Data source: TWC financial filings.

In absolute terms, Time Warner is paying out roughly $850 million per year in dividends, up from $700 million per year in 2012.

Strong payout ratio
That $850 million represented less than half of the company's latest net income tally. Time Warner's payout ratio remains comfortably below 50%, which is the level that many companies aim to maintain in dividend payments.

TWC Payout Ratio (TTM) Chart

TWC Payout Ratio (TTM) data by YCharts.

Yet, even if the payout ratio suggests CEO Rob Marcus and his executive team have room to raise the dividend in 2016, there are two other important metrics for investors to watch: earnings growth and cash requirements. After all, negative operating trends will stop a rising dividend in its tracks -- and eventually send it lower. At the same time, there are often competing cash needs, especially in a capital-intensive business like cable and Internet delivery, that may take priority over increasing a dividend payment.

Why a dividend raise is likely
The outlook is mixed on the operating front. Time Warner most recently posted accelerating revenue growth as it logged its best third quarter since 2006 in terms of cable subscriber losses and Internet service net additions. Yet operating costs also rose at a faster pace than revenue, leading to declining profitability. Content costs jumped higher by 10%, which helped push Time Warner's expenses up by 8% in the third quarter, compared to a 4% sales uptick.

Capital expenses are also growing at a quick pace. Over the last nine months the cable giant has directed $3.5 billion toward strategic investments on initiatives like customer service and network reliability, for a 10% increase from the prior year's capital spending.
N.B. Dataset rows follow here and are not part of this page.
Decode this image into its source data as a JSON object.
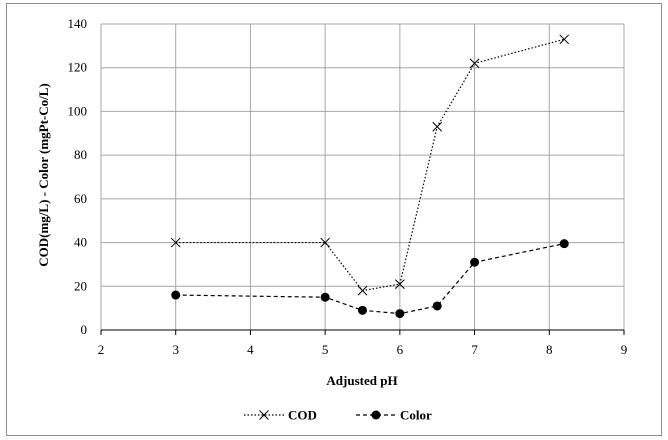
{
  "chart_data": {
    "type": "line",
    "xlabel": "Adjusted pH",
    "ylabel": "COD(mg/L)  - Color (mgPt-Co/L)",
    "xlim": [
      2,
      9
    ],
    "ylim": [
      0,
      140
    ],
    "x_ticks": [
      "2",
      "3",
      "4",
      "5",
      "6",
      "7",
      "8",
      "9"
    ],
    "y_ticks": [
      "0",
      "20",
      "40",
      "60",
      "80",
      "100",
      "120",
      "140"
    ],
    "grid": true,
    "legend_position": "bottom",
    "series": [
      {
        "name": "COD",
        "marker": "x",
        "line_style": "dotted",
        "color": "#000000",
        "points": [
          {
            "x": 3,
            "y": 40
          },
          {
            "x": 5,
            "y": 40
          },
          {
            "x": 5.5,
            "y": 18
          },
          {
            "x": 6,
            "y": 21
          },
          {
            "x": 6.5,
            "y": 93
          },
          {
            "x": 7,
            "y": 122
          },
          {
            "x": 8.2,
            "y": 133
          }
        ]
      },
      {
        "name": "Color",
        "marker": "circle",
        "line_style": "dashed",
        "color": "#000000",
        "points": [
          {
            "x": 3,
            "y": 16
          },
          {
            "x": 5,
            "y": 15
          },
          {
            "x": 5.5,
            "y": 9
          },
          {
            "x": 6,
            "y": 7.5
          },
          {
            "x": 6.5,
            "y": 11
          },
          {
            "x": 7,
            "y": 31
          },
          {
            "x": 8.2,
            "y": 39.5
          }
        ]
      }
    ]
  }
}
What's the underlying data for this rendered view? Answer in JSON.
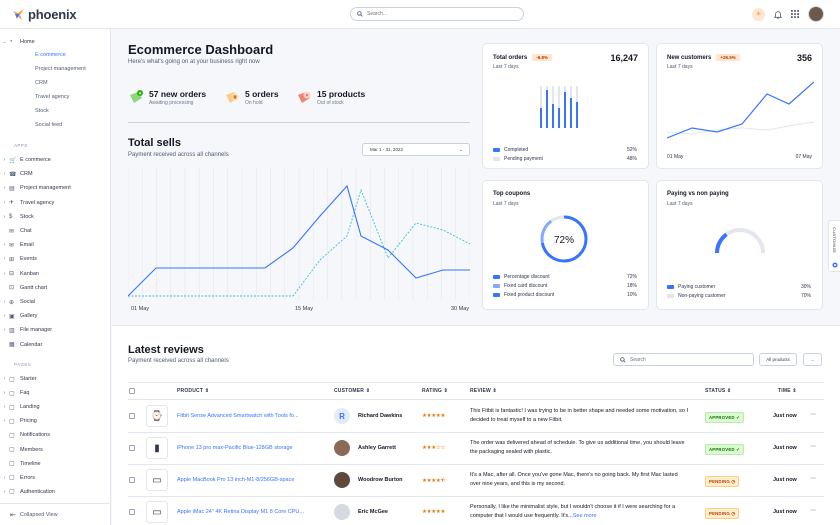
{
  "app": {
    "logo_text": "phoenix",
    "search_placeholder": "Search..."
  },
  "sidebar": {
    "home": "Home",
    "home_sub": [
      {
        "label": "E commerce",
        "active": true
      },
      {
        "label": "Project management"
      },
      {
        "label": "CRM"
      },
      {
        "label": "Travel agency"
      },
      {
        "label": "Stock"
      },
      {
        "label": "Social feed"
      }
    ],
    "apps_label": "APPS",
    "apps": [
      "E commerce",
      "CRM",
      "Project management",
      "Travel agency",
      "Stock",
      "Chat",
      "Email",
      "Events",
      "Kanban",
      "Gantt chart",
      "Social",
      "Gallery",
      "File manager",
      "Calendar"
    ],
    "pages_label": "PAGES",
    "pages": [
      "Starter",
      "Faq",
      "Landing",
      "Pricing",
      "Notifications",
      "Members",
      "Timeline",
      "Errors",
      "Authentication"
    ],
    "collapse": "Collapsed View"
  },
  "dashboard": {
    "title": "Ecommerce Dashboard",
    "subtitle": "Here's what's going on at your business right now",
    "stats": [
      {
        "big": "57 new orders",
        "small": "Awaiting processing"
      },
      {
        "big": "5 orders",
        "small": "On hold"
      },
      {
        "big": "15 products",
        "small": "Out of stock"
      }
    ]
  },
  "total_sells": {
    "title": "Total sells",
    "subtitle": "Payment received across all channels",
    "date_range": "Mar 1 - 31, 2022",
    "x_labels": [
      "01 May",
      "15 May",
      "30 May"
    ]
  },
  "total_orders": {
    "title": "Total orders",
    "badge": "-6.8%",
    "sub": "Last 7 days",
    "value": "16,247",
    "legend": [
      {
        "label": "Completed",
        "value": "52%"
      },
      {
        "label": "Pending payment",
        "value": "48%"
      }
    ]
  },
  "new_customers": {
    "title": "New customers",
    "badge": "+26.5%",
    "sub": "Last 7 days",
    "value": "356",
    "x_labels": [
      "01 May",
      "07 May"
    ]
  },
  "top_coupons": {
    "title": "Top coupons",
    "sub": "Last 7 days",
    "center": "72%",
    "legend": [
      {
        "label": "Percentage discount",
        "value": "72%"
      },
      {
        "label": "Fixed card discount",
        "value": "18%"
      },
      {
        "label": "Fixed product discount",
        "value": "10%"
      }
    ]
  },
  "paying": {
    "title": "Paying vs non paying",
    "sub": "Last 7 days",
    "legend": [
      {
        "label": "Paying customer",
        "value": "30%"
      },
      {
        "label": "Non-paying customer",
        "value": "70%"
      }
    ]
  },
  "customize": "CUSTOMIZE",
  "reviews": {
    "title": "Latest reviews",
    "subtitle": "Payment received across all channels",
    "search_placeholder": "Search",
    "all_products": "All products",
    "more": "...",
    "headers": [
      "PRODUCT",
      "CUSTOMER",
      "RATING",
      "REVIEW",
      "STATUS",
      "TIME"
    ],
    "rows": [
      {
        "product": "Fitbit Sense Advanced Smartwatch with Tools fo...",
        "customer": "Richard Dawkins",
        "initial": "R",
        "rating": 5,
        "review": "This Fitbit is fantastic! I was trying to be in better shape and needed some motivation, so I decided to treat myself to a new Fitbit.",
        "review_more": "",
        "status": "APPROVED",
        "time": "Just now"
      },
      {
        "product": "iPhone 13 pro max-Pacific Blue-128GB storage",
        "customer": "Ashley Garrett",
        "initial": "",
        "rating": 3,
        "review": "The order was delivered ahead of schedule. To give us additional time, you should leave the packaging sealed with plastic.",
        "review_more": "",
        "status": "APPROVED",
        "time": "Just now"
      },
      {
        "product": "Apple MacBook Pro 13 inch-M1-8/256GB-space",
        "customer": "Woodrow Burton",
        "initial": "",
        "rating": 4.5,
        "review": "It's a Mac, after all. Once you've gone Mac, there's no going back. My first Mac lasted over nine years, and this is my second.",
        "review_more": "",
        "status": "PENDING",
        "time": "Just now"
      },
      {
        "product": "Apple iMac 24\" 4K Retina Display M1 8 Core CPU...",
        "customer": "Eric McGee",
        "initial": "",
        "rating": 5,
        "review": "Personally, I like the minimalist style, but I wouldn't choose it if I were searching for a computer that I would use frequently. It's...",
        "review_more": "See more",
        "status": "PENDING",
        "time": "Just now"
      }
    ]
  },
  "colors": {
    "primary": "#3874ff",
    "light_blue": "#85a9ff",
    "teal_dash": "#3fbfd5",
    "orange": "#f29c49"
  }
}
Investors can expect that trend to continue, since management credits the spending with helping Time Warner's business. The investments drove "dramatic improvements in customer service and operating performance," executives said in late October.

That improving operating performance, along with Time Warner's steady financial position, suggests that the company can raise its dividend significantly in 2016 without sacrificing commitments to expanding the business. A combined Charter-Time Warner entity will likely have its own dividend policy, which that management team will detail when the merger concludes. But on its own, Time Warner Cable is in a strong enough position to return to a hefty dividend growth pace after 2015's pause.